You do not have to turn every open space into an opportunity.
You do not have to leave home in order to become more serious.
You do not have to exhaust yourself in the name of expansion.
You do not have to confuse motion with momentum.
You do not have to apply for everything.
You do not have to monetize, optimize, document, announce, or justify every season of your life.
You are allowed to stay home.
You are allowed to root.
You are allowed to make the conditions for the work before demanding the work appear.
You are allowed to choose restoration without calling it laziness.
You are allowed to let this be the summer when the nervous system catches up with the ambition.
You are allowed to trust the body when it says: enough reaching. Come back.

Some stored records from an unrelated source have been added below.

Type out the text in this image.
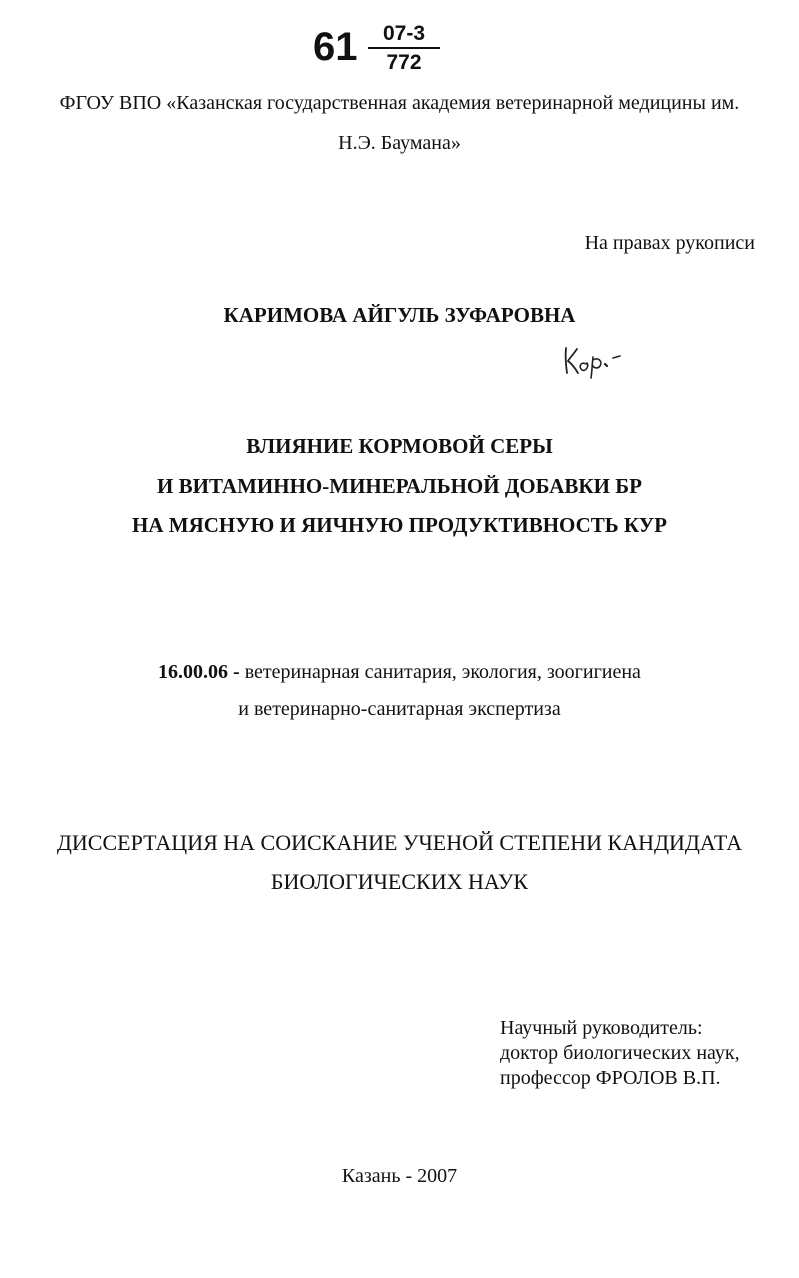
61	07-3
772
ФГОУ ВПО «Казанская государственная академия ветеринарной медицины им.
Н.Э. Баумана»
На правах рукописи
КАРИМОВА АЙГУЛЬ ЗУФАРОВНА
ВЛИЯНИЕ КОРМОВОЙ СЕРЫ
И ВИТАМИННО-МИНЕРАЛЬНОЙ ДОБАВКИ БР
НА МЯСНУЮ И ЯИЧНУЮ ПРОДУКТИВНОСТЬ КУР
16.00.06 - ветеринарная санитария, экология, зоогигиена
и ветеринарно-санитарная экспертиза
ДИССЕРТАЦИЯ НА СОИСКАНИЕ УЧЕНОЙ СТЕПЕНИ КАНДИДАТА
БИОЛОГИЧЕСКИХ НАУК
Научный руководитель:
доктор биологических наук,
профессор ФРОЛОВ В.П.
Казань - 2007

Staying close to the source
The more I sit with it, the more I wonder whether staying home is not a lesser version of the artist’s journey, but one of its deepest forms.
To stay with the ordinary.
To attend to the domestic field.
To let the light in one room teach you.
To handle fiber, water, chemistry, dust, and time.
To stop abandoning the life you have in pursuit of the life that sounds better in a bio.
There will be other summers for travel.
Other residencies.
Other coastlines.
Other applications.
Other beautiful chances to be elsewhere.
But this summer, I want to arrive where I am.
I want to see what opens when I stop forcing the door.
I want to make work from the ground I am actually standing on.
I want to remember that a life of attention does not always look dramatic from the outside. Sometimes it looks like unpacking a box. Washing a tray. Mixing pulp. Coating a plate. Standing quietly in the same room each morning, watching the light move across the wall.
This summer, I am giving myself permission to stay close to the source.
And maybe that is the residency I have been needing all along.